Die heutige Innerschweiz war zu dem Zeitpunkt noch wenig attraktiv gewesen für fremde Herrscher, der König war weit weg, und die Kyburger und Zähringer Adelsgeschlechter starben früh aus. Wie das Schweizerische Nationalmuseum erklärt, herrschte eine geringe Adelsdichte in der Gegend, was bedeutete, dass Streitigkeiten durch Selbstjustiz – sogenannte Fehden – geregelt wurden. Solche Fehden machten die Transportwege unsicher und störten die Landwirtschaft. Dies führte dazu, dass die Urner, Schwyzer und Unterwaldner, ausgehend von ihren landwirtschaftlichen Genossenschaften, begannen, Konflikte vor eigene Gerichte zu ziehen.

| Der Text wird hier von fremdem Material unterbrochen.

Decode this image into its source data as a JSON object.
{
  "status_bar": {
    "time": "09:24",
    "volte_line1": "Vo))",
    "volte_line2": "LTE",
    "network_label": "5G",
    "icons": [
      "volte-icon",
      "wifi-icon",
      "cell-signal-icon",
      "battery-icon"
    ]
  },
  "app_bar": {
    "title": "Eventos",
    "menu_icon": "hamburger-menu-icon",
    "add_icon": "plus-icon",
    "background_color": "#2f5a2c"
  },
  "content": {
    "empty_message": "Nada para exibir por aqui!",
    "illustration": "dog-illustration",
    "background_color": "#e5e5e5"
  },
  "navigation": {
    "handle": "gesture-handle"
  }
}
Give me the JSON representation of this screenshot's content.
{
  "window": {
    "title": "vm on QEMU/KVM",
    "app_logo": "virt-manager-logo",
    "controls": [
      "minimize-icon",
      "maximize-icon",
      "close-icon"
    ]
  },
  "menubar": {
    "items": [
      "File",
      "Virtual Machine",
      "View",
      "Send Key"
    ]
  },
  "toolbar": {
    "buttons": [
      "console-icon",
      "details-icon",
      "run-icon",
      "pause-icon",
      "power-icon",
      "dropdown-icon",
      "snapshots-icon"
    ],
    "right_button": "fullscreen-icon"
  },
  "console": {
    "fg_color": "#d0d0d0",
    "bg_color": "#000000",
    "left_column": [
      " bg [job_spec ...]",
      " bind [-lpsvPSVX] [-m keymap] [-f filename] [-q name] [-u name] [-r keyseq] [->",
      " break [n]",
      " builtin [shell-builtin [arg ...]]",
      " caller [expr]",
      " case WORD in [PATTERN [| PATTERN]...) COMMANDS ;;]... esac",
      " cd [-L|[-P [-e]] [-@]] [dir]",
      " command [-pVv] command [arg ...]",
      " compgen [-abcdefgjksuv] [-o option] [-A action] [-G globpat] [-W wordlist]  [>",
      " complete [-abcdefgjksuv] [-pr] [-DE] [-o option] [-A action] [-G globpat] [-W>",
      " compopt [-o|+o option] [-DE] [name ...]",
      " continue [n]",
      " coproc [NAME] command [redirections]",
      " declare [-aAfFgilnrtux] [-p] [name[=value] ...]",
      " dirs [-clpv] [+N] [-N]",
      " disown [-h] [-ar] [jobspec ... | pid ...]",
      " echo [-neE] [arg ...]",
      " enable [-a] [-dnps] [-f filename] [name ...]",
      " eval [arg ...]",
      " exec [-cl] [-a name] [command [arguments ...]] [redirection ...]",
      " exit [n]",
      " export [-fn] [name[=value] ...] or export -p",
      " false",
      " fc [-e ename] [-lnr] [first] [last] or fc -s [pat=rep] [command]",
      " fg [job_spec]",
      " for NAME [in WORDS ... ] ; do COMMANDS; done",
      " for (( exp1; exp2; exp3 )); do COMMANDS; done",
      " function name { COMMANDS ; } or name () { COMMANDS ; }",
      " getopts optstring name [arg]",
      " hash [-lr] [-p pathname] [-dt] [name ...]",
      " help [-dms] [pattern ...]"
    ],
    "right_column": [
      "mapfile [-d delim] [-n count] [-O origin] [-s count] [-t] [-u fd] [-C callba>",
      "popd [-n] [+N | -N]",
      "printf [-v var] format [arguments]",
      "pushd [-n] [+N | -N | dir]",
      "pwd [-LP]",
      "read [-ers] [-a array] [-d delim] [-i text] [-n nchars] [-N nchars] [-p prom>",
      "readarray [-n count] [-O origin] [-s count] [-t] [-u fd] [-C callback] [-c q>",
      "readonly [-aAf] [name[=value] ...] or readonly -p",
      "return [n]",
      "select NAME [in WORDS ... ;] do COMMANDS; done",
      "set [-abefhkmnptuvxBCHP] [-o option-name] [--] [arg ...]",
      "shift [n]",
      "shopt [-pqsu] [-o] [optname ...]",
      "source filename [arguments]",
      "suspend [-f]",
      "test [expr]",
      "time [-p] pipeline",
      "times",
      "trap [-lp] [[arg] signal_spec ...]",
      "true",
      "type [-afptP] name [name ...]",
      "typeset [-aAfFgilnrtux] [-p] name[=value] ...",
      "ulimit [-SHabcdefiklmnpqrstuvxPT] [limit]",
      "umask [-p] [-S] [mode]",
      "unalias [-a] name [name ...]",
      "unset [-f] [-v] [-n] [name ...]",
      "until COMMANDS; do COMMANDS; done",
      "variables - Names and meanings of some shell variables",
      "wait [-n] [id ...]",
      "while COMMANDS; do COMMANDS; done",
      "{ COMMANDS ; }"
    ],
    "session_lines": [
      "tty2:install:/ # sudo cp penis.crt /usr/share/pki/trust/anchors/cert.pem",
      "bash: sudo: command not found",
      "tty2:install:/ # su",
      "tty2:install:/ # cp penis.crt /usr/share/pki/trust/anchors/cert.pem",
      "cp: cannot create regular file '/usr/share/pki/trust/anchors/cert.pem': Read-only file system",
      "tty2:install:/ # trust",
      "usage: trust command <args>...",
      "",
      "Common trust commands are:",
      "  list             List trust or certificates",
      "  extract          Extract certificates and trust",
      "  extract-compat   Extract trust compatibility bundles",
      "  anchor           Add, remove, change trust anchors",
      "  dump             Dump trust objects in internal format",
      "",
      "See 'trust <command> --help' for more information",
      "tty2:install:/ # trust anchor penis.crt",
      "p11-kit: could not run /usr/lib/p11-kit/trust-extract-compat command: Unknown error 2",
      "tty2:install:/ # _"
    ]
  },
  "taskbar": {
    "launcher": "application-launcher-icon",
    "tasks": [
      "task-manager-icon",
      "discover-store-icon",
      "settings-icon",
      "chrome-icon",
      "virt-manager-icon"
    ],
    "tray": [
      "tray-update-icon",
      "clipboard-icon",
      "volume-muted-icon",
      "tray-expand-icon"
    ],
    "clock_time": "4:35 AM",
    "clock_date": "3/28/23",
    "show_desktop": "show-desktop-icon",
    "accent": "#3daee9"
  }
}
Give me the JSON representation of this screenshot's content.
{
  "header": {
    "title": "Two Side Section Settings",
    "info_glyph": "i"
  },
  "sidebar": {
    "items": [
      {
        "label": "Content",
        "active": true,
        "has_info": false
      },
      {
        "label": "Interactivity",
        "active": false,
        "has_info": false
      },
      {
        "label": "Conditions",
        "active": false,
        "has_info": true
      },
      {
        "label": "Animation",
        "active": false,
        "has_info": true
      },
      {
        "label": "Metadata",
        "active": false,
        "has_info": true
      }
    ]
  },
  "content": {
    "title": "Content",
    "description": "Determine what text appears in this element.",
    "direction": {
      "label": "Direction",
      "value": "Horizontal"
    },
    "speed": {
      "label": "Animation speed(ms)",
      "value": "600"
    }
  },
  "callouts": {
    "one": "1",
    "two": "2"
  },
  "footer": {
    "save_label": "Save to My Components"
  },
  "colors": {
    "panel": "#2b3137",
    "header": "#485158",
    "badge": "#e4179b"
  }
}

Es wurden eigene Ordnungsstrukturen aufgebaut.
Dies war der Kontext, in dem sich die drei Urkantone Uri, Schwyz und Unterwalden zur Eidgenossenschaft zusammenschlossen, und im 14. Jh. die sogenannte Reichsfreiheit oder Reichsunmittelbarkeit – dass eine Stadt oder ein Gebiet direkt dem Kaiser unterstellt war und nicht einem Zwischenherrn, in Tat und Wahrheit grössere Autonomie – erkämpften und erlangten. Sie taten dies wohl um ihre Freiheiten zu verteidigen und ihre Kontrolle über den Gotthardpass zu sichern. Dieser Zusammenschluss der Urkantone und ihre Unabhängigkeitsbestrebungen legten den Grundstein für die Entstehung und die weitere Entwicklung der Schweiz.
Illustration: Eidgenössische und habsburgische Gebiete im Jahr 1385
Quelle: Lichtbild Autor, Schweizerisches Nationalmuseum Schwyz
In ihrer ganzen Geschichte war die Schweiz stets Teil eines Westens voll imperialer Machtstrukturen. Seit den Anfängen der Schweiz steht und fällt für sie alles mit der intelligenten Auseinandersetzung mit diesen Machtstrukturen des Westens. Noch heute, wie wir sehen werden, ist dies im Kern die Herausforderung des gegenwärtigen Augenblicks. Was sich jedoch im Wandel befindet, ist die Zentralität des Westens in der Welt.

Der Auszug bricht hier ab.